1.4 Manfaat penelitian 1.4.1 Manfaat Teoritis Untuk memberikan data ilmiah tentang faktor-faktor yang berhubungan dengan tingkat pengetahuan dokter jaga IGD mengenai penatalaksanaan kasus henti jantung di Rumah Sakit tipe C se-sumatera Barat. 1.4.2 Manfaat Praktis 1.4.2.1 Akademik Manfaat akademik bagi peneliti adalah untuk mendapatkan gelar sarjana kedokteran. 1.4.2.2 Instansi Manfaat bagi Rumah Sakit adalah mendapatkan informasi mengenai faktor-faktor yang mempengaruhi tingkat pengetahuan dokter jaga IGD tentang penatalaksanaan kasus henti jantung.

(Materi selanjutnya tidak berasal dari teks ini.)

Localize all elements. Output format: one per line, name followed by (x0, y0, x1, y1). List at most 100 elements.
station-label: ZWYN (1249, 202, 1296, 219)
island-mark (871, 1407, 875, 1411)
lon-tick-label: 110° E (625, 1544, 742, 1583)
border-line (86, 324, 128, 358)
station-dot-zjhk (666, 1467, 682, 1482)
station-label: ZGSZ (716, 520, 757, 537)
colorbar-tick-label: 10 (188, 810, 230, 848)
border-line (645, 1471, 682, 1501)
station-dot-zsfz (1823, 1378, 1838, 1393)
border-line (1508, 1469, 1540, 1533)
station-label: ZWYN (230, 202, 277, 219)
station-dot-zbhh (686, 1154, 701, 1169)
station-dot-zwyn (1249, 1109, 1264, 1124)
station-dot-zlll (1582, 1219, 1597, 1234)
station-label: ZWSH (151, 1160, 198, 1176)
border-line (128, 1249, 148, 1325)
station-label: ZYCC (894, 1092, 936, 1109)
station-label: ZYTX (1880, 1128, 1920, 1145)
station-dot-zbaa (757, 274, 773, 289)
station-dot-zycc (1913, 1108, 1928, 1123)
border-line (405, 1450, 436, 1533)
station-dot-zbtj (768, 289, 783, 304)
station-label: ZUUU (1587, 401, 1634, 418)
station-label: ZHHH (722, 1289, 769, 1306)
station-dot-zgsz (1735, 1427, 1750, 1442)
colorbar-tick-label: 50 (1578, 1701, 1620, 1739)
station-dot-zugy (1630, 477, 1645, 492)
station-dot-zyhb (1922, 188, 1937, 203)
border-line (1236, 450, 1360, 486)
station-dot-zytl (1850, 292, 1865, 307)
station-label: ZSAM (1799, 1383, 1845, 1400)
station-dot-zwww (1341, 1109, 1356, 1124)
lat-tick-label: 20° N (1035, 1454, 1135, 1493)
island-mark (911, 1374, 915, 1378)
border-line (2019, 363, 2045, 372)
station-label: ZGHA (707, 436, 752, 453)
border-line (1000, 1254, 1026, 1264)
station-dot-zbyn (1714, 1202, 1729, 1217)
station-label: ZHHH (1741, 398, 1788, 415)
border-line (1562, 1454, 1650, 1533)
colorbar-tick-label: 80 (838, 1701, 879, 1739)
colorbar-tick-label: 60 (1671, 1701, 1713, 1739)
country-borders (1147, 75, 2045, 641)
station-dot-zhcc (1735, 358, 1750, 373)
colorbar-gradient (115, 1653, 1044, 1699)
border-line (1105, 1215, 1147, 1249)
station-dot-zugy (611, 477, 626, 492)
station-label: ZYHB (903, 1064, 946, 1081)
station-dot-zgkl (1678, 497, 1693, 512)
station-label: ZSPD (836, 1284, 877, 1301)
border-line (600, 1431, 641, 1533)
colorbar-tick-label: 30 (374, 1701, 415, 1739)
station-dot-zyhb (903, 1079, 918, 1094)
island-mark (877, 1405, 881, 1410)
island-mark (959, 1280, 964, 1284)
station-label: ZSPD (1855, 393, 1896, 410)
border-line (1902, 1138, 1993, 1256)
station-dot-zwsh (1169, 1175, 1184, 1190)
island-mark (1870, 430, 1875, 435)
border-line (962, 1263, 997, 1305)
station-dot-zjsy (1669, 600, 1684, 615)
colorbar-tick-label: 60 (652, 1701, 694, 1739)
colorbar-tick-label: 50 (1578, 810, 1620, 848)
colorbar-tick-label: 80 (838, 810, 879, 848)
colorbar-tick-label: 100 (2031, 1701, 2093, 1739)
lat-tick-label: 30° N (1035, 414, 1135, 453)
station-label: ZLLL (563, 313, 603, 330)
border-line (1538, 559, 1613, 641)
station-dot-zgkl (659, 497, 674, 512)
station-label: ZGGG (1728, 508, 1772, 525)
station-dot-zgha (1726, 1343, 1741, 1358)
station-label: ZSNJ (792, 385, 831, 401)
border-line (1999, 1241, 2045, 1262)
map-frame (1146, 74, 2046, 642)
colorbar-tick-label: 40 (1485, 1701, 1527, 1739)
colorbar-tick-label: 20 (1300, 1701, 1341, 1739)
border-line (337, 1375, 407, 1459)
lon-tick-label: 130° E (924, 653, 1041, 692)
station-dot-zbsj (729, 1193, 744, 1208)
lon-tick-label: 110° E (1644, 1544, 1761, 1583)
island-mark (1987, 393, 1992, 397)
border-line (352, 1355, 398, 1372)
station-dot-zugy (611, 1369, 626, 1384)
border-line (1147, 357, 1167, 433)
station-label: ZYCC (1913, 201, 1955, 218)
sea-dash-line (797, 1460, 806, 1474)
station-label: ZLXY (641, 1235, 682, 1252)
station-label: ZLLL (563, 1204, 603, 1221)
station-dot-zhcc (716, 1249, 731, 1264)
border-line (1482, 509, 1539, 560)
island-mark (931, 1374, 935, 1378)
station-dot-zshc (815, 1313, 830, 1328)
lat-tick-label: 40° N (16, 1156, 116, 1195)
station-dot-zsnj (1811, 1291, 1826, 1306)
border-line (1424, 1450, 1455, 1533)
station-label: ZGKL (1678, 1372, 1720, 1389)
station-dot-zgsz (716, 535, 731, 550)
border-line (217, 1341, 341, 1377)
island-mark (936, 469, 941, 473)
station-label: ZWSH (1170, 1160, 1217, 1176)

Penelitian ini diharapkan dapat menjadi bahan evaluasi dalam meningkatkan mutu pelayanan rumah sakit terutama dalam penanganan kasus henti jantung. 1.4.2.3 Profesi Manfaat bagi profesi dokter terutama dokter jaga IGD adalah untuk mendapatkan faktor-faktor yang berhubungan dengan tingkat pengetahuan dokter jaga IGD tentang penatalaksanaan kasus henti jantung yang dapat berdampak pada tindakan dokter jaga dalam memberikan pertolongan sehingga dapat menjadi acuan untuk lebih meningkatkan kualitasnya dalam penanganan kasus henti jantung.